During his junior season, Keister stood at the foul line against Glasgow in the final second of regulation with his team trailing by three. A win would send the Buccaneers to the state semifinal. He sank all three shots. Caravel won in overtime.

Earlier that season, Keister tied a game against Crisfield late with a pair of free throws. A younger teammate intentionally fouled, thinking Caravel was still trailing — a mistake that cost the Buccaneers the game.

Keister texted that teammate that night while others were upset. He emphasized the loss wasn’t on him.

“I was proud of him for doing that,” Tripp Keister said.

(Photo courtesy of Tripp Keister)

His leadership extended to the diamond. Paul Niggebrugge, who coached Keister in eighth and ninth grade, recalled a fierce competitor who hated losing.

“He couldn’t accept or tolerate not winning,” the coach said.

Niggebrugge depended on the inexperienced Keister to close out games. The wins Keister helped deliver on the mound pushed Caravel to a state title his freshman year.

He became the baseball team’s official captain as a junior.

It was clear to Chris Moxley that his shortstop was the team’s leader when he became Caravel’s coach during Keister’s sophomore season. He was in the weight room after late-night practices and games, consistently the last person to leave.

“It’s that willingness to just fight and want to win,” Moxley said. “He outworked just about everybody.”

Keister brought those traits to College Park. The senior stepped into a leadership role on his own before being given No. 3 when the team reconvened last summer, outfielder Elijah Lambros said.

Keister always comes to his pitcher’s aid after giving up a run, pitching coach Jimmy Jackson said. The captain reminds them the offense will have their back.

“He’s the guy that everyone wants around them,” right-hander Kenny Lippman said.

When the Terps gave up 12 runs to VCU in the seventh inning last month, Swope knew he didn’t have to give a motivational talk. Keister already did.

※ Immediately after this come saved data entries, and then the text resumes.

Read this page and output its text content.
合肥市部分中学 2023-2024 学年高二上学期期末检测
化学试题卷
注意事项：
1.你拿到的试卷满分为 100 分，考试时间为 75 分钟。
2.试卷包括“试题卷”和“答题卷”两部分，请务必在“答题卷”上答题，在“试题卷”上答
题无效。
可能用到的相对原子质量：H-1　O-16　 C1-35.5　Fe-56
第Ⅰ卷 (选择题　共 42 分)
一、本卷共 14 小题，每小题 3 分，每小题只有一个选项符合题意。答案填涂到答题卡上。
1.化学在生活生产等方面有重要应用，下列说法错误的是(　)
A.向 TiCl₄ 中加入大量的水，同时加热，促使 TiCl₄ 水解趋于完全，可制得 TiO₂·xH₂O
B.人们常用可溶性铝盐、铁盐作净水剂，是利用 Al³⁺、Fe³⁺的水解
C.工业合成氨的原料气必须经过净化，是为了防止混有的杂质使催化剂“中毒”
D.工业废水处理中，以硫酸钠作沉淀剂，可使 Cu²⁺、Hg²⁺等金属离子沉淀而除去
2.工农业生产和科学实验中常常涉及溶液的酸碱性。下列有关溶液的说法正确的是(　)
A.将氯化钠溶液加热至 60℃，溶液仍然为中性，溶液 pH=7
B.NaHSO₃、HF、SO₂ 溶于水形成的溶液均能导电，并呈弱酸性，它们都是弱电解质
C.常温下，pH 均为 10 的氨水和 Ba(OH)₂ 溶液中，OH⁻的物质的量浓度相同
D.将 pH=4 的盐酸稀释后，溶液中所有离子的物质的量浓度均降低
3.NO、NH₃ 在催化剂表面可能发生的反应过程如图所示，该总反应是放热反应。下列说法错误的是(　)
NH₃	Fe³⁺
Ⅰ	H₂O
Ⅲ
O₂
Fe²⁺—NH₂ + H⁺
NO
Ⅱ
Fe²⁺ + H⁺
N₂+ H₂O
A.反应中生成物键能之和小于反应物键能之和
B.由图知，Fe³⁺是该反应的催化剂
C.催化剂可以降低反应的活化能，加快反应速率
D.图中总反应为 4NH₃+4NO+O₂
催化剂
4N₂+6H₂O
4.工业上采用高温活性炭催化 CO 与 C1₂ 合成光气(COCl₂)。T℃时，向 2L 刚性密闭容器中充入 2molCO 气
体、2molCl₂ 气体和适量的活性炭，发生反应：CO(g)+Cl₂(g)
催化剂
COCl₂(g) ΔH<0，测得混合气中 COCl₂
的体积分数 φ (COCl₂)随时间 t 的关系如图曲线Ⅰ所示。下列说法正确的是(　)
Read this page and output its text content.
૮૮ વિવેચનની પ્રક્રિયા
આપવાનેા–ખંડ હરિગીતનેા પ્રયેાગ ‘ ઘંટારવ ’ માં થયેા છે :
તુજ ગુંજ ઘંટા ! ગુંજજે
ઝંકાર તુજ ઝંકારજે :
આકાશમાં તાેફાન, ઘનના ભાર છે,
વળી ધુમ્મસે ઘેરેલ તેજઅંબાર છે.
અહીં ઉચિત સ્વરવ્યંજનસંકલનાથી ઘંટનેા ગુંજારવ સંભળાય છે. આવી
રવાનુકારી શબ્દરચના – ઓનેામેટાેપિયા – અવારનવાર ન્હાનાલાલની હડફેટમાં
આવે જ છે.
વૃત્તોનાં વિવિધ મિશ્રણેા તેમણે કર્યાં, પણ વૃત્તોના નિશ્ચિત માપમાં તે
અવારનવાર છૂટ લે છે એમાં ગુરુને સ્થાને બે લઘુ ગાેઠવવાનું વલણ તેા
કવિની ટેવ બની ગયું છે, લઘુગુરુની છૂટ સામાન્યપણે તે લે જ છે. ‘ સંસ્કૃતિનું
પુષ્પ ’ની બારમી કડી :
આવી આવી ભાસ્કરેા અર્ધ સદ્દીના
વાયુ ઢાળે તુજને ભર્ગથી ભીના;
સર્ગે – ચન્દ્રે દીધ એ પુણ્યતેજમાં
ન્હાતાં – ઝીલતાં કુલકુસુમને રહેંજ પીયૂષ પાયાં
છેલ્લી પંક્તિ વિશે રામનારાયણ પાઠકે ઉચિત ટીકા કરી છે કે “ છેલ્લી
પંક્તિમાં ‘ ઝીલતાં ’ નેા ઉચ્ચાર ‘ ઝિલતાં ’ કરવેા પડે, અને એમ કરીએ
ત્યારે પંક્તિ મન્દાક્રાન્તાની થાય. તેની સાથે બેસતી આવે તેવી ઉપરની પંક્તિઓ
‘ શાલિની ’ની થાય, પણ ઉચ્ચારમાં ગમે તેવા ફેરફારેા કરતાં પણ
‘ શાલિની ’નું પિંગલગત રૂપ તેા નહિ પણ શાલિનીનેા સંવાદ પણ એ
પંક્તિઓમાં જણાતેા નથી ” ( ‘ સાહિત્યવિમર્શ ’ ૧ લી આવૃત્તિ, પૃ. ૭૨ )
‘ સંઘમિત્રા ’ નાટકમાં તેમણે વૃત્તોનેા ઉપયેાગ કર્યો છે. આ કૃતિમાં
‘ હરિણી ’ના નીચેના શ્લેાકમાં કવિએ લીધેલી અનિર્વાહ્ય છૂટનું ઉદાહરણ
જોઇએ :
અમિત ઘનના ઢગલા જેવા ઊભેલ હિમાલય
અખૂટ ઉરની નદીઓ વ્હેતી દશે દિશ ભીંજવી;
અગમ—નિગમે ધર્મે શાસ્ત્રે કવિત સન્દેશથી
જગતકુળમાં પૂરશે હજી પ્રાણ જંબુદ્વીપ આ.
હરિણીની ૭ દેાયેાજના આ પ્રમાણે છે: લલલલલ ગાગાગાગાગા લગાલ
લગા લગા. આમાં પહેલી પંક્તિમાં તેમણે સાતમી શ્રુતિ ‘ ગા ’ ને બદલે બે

The two met in the Varsity Team House days after Swope named him team captain. Maryland’s coach asked if he actually wanted to wear the No. 3.

Swope, a Maryland native and former Terp, kept the tradition during the offseason despite the roster and coaching turnover. The number embodies what Swope said are the three pillars of Maryland baseball: ownership, toughness and a growth mindset. He wanted to keep that piece of the program that was present during its ascent in the last decade.

Keister watched a flock of teammates transfer after the coaching change. He never considered leaving.

His answer to Swope’s question about the number made both of them tear up. Four years ago, the pair disagreed on swing adjustments. Now, they hope to lead Maryland to heights it’s never reached.

“It means the world to me because this university means the world to me,” Keister said. “It’s the only place I want to be.”